Still, some investors view Kruszewski's latest deal, to buy money-losing investment bank KBW Inc , as a much riskier proposition. Some question the wisdom of spending $575 million to build out a middle-market investment banking business at a time when tougher financial regulations are posing a threat to profits of giants such as UBS AG and Goldman Sachs Group Inc.
Moreover, after years of expansion, Stifel's board is starting to worry that Kruszewski may be overextended. Before announcing the KBW deal on November 5, the board was mulling whether to appoint a senior administrator or president to help him run the company, according to one director. Kruszewski is currently chairman and president, as well as chief executive.
"We talk about him moving too fast, and whether we have the infrastructure to move as fast as we're moving," said Robert Lefton, a psychologist who has been on Stifel's board for 20 years.
But he stressed that the board supported the KBW deal and was very happy with Kruszewski, who has been CEO for 12 years and is Stifel's largest individual shareholder with a 1.6 percent stake worth more than $26 million.
"He has a very clear sense of where he's heading," Lefton said. "When he came aboard, we were a struggling little regional firm barely eking out a living. He has put together what he told us he would."
Another board member echoed Lefton's comments. "Even if there is a modest recovery, (KBW) will be a very smart acquisition because he bought it off the bottom," said Robert Grady, a Stifel director and former Carlyle Group partner. "I wouldn't bet against him."
Kruszewski, 53, has said he wants to better balance revenue between the St. Louis-based company's retail and institutional brokerages. The deal to buy KBW, which specializes in advising small banks and thrifts on mergers and capital-raising, takes him closer to that goal.
If he succeeds, Stifel will be able to compete with Jefferies Group Inc - whose market value is twice Stifel's $1.6 billion - to raise money for companies with revenue of $100 million to $1 billion. Big banks like Goldman and Morgan Stanley largely ignore this middle-market segment.
Unlike Kruszewski's previous acquisitions, KBW brings complex integration issues. Stifel already has dozens of bankers, analysts and salespeople serving financial companies, so employees are worried that the merger could bring job cuts.
"He is already pretty exposed to the institutional securities business, and ... financial services is not a great business right now," said Susquehanna Financial Group analyst Douglas Sipkin. "He is a very smart guy, but it doesn't make a lot of sense to me."
In addition, money managers who trade through both Stifel and KBW do not want to pay twice for research and other products, so parsing the benefits of the merger becomes difficult.
"To distinguish between the two from Stifel's business perspective is going to be tricky," said Mark Kuzminskas, director of equity trading at Robeco Investment Management.
In an interview, Kruszewski defended the KBW deal, and said it and the 2010 purchase of Thomas Weisel Partners, which specializes in banking for technology companies, are core components of his middle-market corporate strategy.
"I'm not predicting that next year is going to be a blowout year for financial companies, but I'm not being reckless," he said. "Institutional (brokerage) is much more cyclical and, of course, you take a lot more risk.

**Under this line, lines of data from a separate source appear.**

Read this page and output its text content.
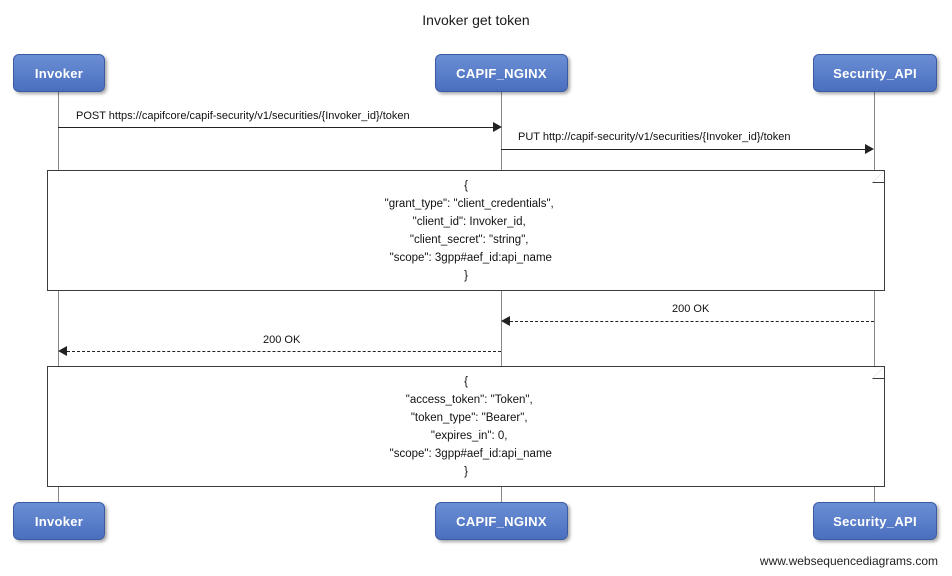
Invoker get token
Invoker	CAPIF_NGINX	Security_API
POST https://capifcore/capif-security/v1/securities/{Invoker_id}/token
PUT http://capif-security/v1/securities/{Invoker_id}/token
{
"grant_type": "client_credentials",
"client_id": Invoker_id,
"client_secret": "string",
"scope": 3gpp#aef_id:api_name
}
200 OK
200 OK
{
"access_token": "Token",
"token_type": "Bearer",
"expires_in": 0,
"scope": 3gpp#aef_id:api_name
}
Invoker	CAPIF_NGINX	Security_API
www.websequencediagrams.com
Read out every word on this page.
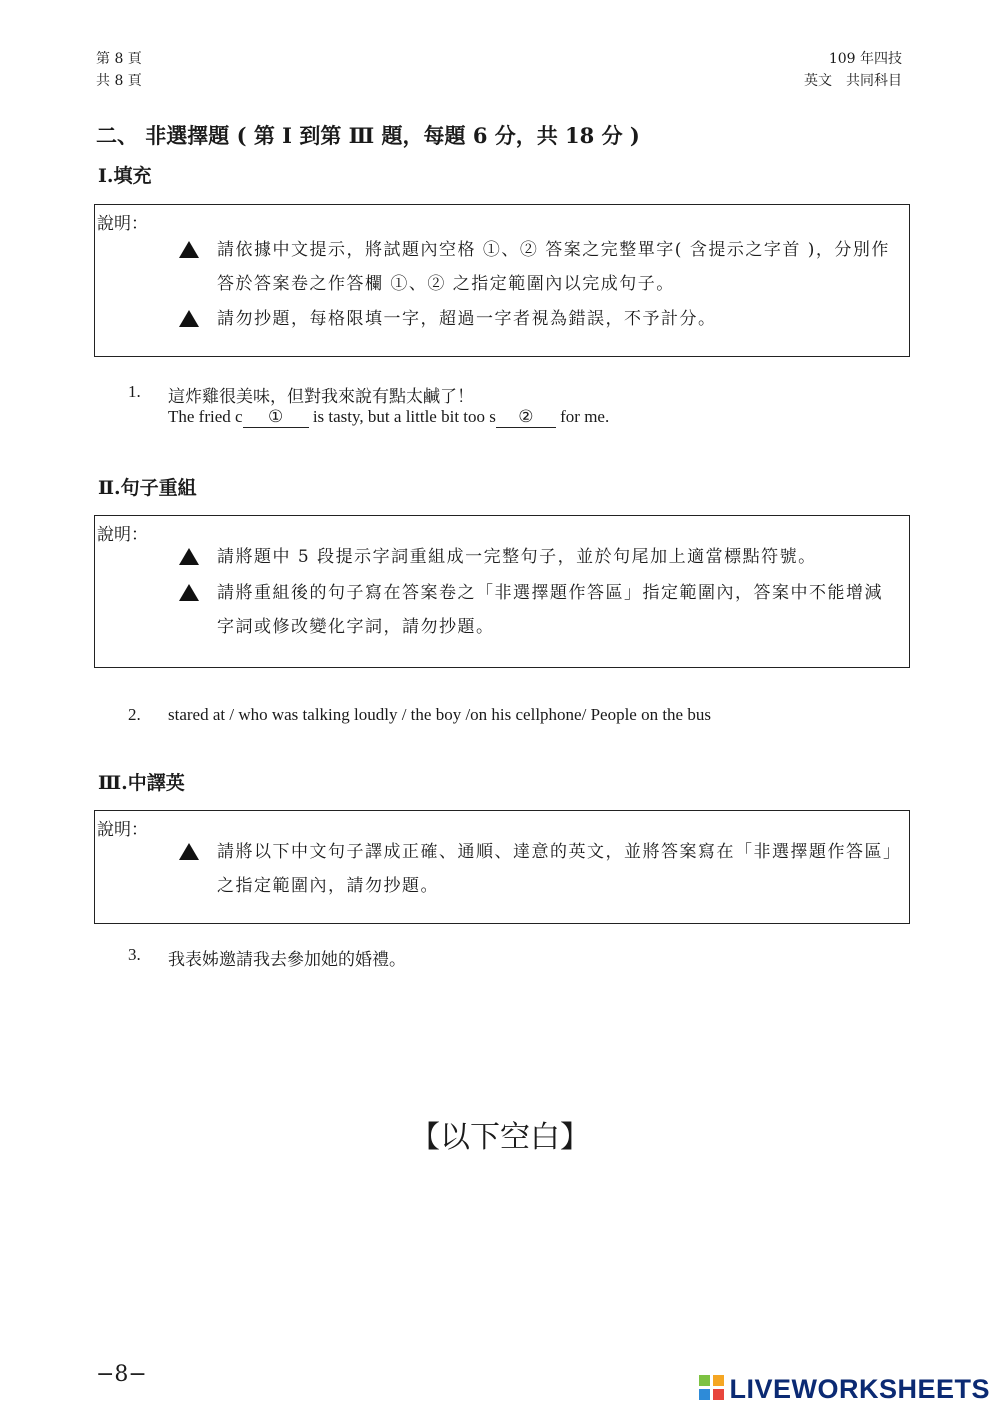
第 8 頁
共 8 頁
109 年四技
英文　共同科目
二、 非選擇題 ( 第 I 到第 Ⅲ 題，每題 6 分，共 18 分 )
Ⅰ.填充
說明：
請依據中文提示，將試題內空格 ①、② 答案之完整單字( 含提示之字首 )，分別作答於答案卷之作答欄 ①、② 之指定範圍內以完成句子。
請勿抄題，每格限填一字，超過一字者視為錯誤，不予計分。
1. 這炸雞很美味，但對我來說有點太鹹了！
The fried c ① is tasty, but a little bit too s ② for me.
Ⅱ.句子重組
說明：
請將題中 5 段提示字詞重組成一完整句子，並於句尾加上適當標點符號。
請將重組後的句子寫在答案卷之「非選擇題作答區」指定範圍內，答案中不能增減字詞或修改變化字詞，請勿抄題。
2. stared at / who was talking loudly / the boy /on his cellphone/ People on the bus
Ⅲ.中譯英
說明：
請將以下中文句子譯成正確、通順、達意的英文，並將答案寫在「非選擇題作答區」之指定範圍內，請勿抄題。
3. 我表姊邀請我去參加她的婚禮。
【以下空白】
−8−	LIVEWORKSHEETS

It is also a high profit-margin business when things are working."
Investors do not appear to be convinced. At Monday's close, Stifel shares had declined 2.9 percent this year, compared with an uptick of 1.1 percent for the NYSE Arca Securities Broker/Dealer Index.
CRAFTY NEGOTIATOR
Kruszewski, the son of a fireman from South Bend, Indiana, has an accounting degree and, according to people who have worked with him, a steel-trap mind for absorbing new data and translating it into action.
He demonstrated discipline earlier this year, passing on the acquisition of Morgan Keegan from Regions Financial Corp because the price was too high, Lefton said. Raymond James Financial Inc later purchased the Tennessee-based brokerage.

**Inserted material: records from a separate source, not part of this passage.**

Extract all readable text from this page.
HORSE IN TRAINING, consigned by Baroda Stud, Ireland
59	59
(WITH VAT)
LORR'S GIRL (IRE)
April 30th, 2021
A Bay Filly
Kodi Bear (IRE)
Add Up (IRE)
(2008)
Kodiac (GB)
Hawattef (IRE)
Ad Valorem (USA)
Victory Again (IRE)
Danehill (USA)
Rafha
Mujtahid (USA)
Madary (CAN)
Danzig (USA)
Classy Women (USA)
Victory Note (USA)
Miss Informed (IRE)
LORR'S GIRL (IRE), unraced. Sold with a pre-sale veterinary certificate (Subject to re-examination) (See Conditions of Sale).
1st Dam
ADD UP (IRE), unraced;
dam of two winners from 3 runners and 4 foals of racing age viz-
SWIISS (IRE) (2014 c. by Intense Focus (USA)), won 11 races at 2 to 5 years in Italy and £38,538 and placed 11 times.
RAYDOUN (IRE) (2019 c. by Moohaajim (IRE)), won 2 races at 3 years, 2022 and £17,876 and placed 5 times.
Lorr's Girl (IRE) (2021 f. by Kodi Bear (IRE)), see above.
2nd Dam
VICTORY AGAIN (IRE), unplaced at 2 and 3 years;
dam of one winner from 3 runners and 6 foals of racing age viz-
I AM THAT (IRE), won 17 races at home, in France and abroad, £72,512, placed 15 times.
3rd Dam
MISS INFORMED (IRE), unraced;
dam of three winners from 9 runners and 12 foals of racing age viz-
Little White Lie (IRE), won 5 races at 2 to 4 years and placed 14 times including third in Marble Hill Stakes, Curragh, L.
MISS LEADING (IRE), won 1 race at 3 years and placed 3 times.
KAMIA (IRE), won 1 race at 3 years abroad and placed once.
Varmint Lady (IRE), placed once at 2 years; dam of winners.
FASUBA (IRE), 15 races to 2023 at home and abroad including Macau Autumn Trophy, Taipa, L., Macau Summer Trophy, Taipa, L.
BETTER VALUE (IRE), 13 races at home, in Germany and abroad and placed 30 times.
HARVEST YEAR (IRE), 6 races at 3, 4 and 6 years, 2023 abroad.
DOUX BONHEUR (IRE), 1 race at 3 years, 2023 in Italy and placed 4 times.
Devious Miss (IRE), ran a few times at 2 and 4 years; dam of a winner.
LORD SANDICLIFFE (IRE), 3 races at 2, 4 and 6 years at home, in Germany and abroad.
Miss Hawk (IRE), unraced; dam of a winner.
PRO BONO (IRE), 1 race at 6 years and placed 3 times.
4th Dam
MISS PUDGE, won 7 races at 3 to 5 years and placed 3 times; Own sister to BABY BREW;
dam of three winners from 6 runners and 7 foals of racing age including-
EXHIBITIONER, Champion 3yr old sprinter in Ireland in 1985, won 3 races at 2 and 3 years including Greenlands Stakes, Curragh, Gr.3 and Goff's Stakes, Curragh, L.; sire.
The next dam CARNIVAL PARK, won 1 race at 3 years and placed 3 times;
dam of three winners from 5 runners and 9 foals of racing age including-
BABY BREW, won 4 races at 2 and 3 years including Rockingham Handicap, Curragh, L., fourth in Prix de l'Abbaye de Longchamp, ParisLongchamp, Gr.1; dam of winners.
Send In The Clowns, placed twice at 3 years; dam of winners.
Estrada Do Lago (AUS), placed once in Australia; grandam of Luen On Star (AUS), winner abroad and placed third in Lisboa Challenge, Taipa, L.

"At the beginning of every year, I have no idea what we'll do," Kruszewski said. "Strategic planning is for people who have too much time on their hands. Our plan is to be in a position to take advantage of opportunities."

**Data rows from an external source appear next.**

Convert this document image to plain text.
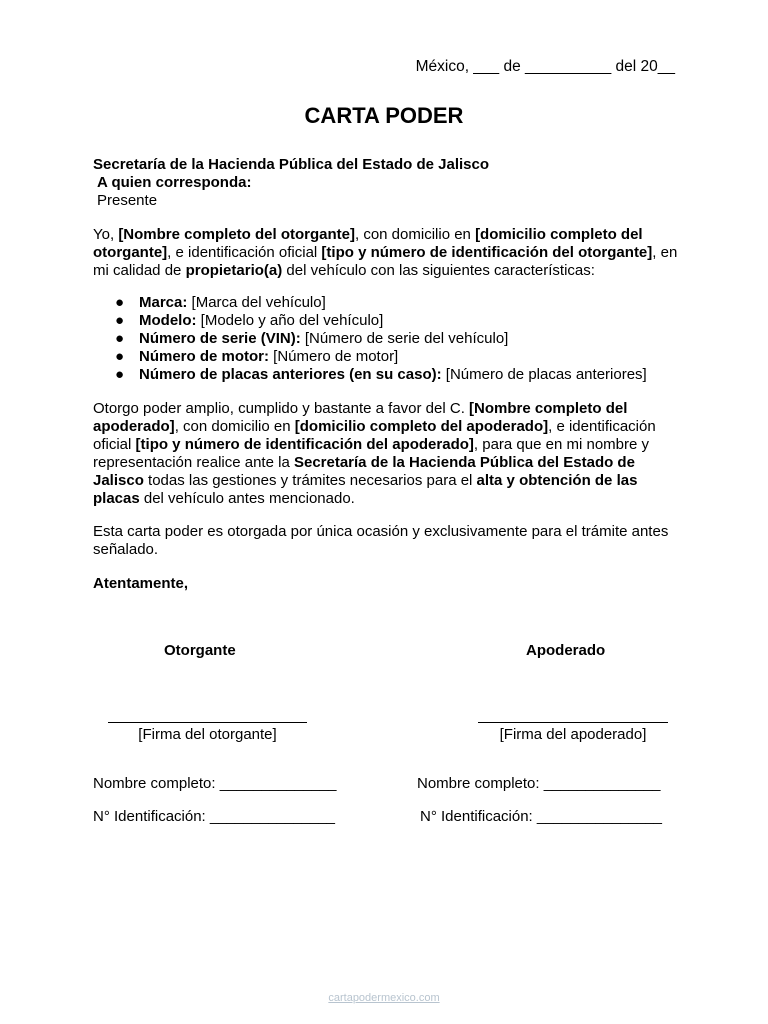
México, ___ de __________ del 20__
CARTA PODER
Secretaría de la Hacienda Pública del Estado de Jalisco
A quien corresponda:
Presente
Yo, [Nombre completo del otorgante], con domicilio en [domicilio completo del otorgante], e identificación oficial [tipo y número de identificación del otorgante], en mi calidad de propietario(a) del vehículo con las siguientes características:
● Marca: [Marca del vehículo]
● Modelo: [Modelo y año del vehículo]
● Número de serie (VIN): [Número de serie del vehículo]
● Número de motor: [Número de motor]
● Número de placas anteriores (en su caso): [Número de placas anteriores]
Otorgo poder amplio, cumplido y bastante a favor del C. [Nombre completo del apoderado], con domicilio en [domicilio completo del apoderado], e identificación oficial [tipo y número de identificación del apoderado], para que en mi nombre y representación realice ante la Secretaría de la Hacienda Pública del Estado de Jalisco todas las gestiones y trámites necesarios para el alta y obtención de las placas del vehículo antes mencionado.
Esta carta poder es otorgada por única ocasión y exclusivamente para el trámite antes señalado.
Atentamente,
Otorgante	Apoderado
[Firma del otorgante]	[Firma del apoderado]
Nombre completo: ______________	Nombre completo: ______________
N° Identificación: _______________	N° Identificación: _______________
cartapodermexico.com
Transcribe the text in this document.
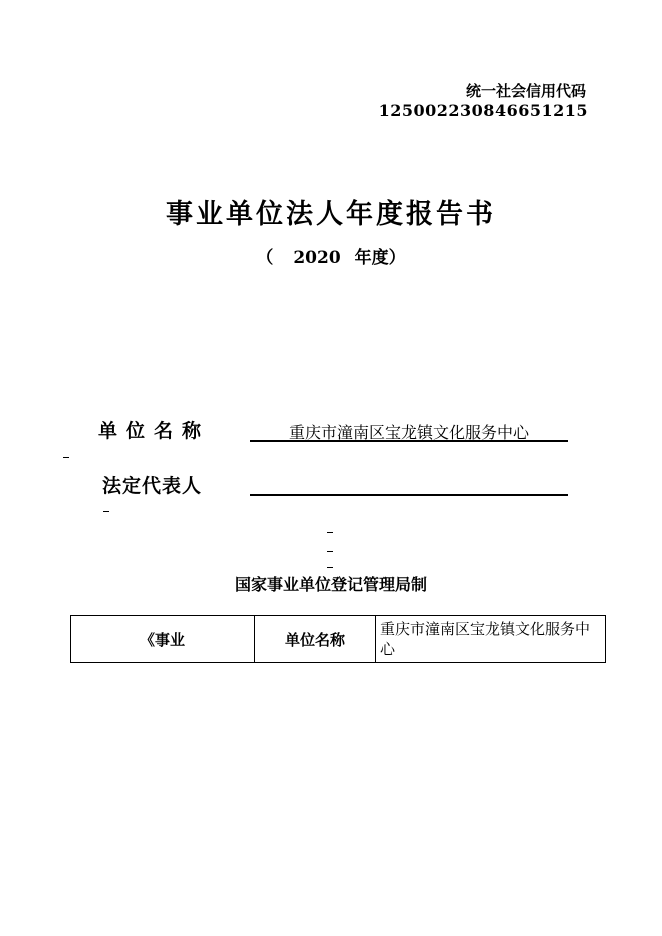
统一社会信用代码
125002230846651215
事业单位法人年度报告书
（ 2020 年度）
单位名称	重庆市潼南区宝龙镇文化服务中心
法定代表人
国家事业单位登记管理局制
《事业	单位名称	重庆市潼南区宝龙镇文化服务中心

KBW was one such opportunity. The company had lost more than $60 million since the financial crisis of 2008 and was cutting 15 percent of staff. It was also weighing radical changes in its operations after another down year for financial services deals and capital-raising, a person close to KBW said.
Kruszewski drove a hard bargain. He required about 95 key employees to waive change-of-control clauses that would have let them sell their shares, and he compelled them to sign noncompete agreements. He also won control of $250 million of cash on KBW's balance sheet to help finance the cash-and-stock transaction.
You never want to negotiate against that man," said Scott McCuaig, the retired president of Stifel Nicolaus, the company's principal brokerage subsidiary. "He gets his hands dirty and works deals until they come to fruition. Nobody is going to snooker him."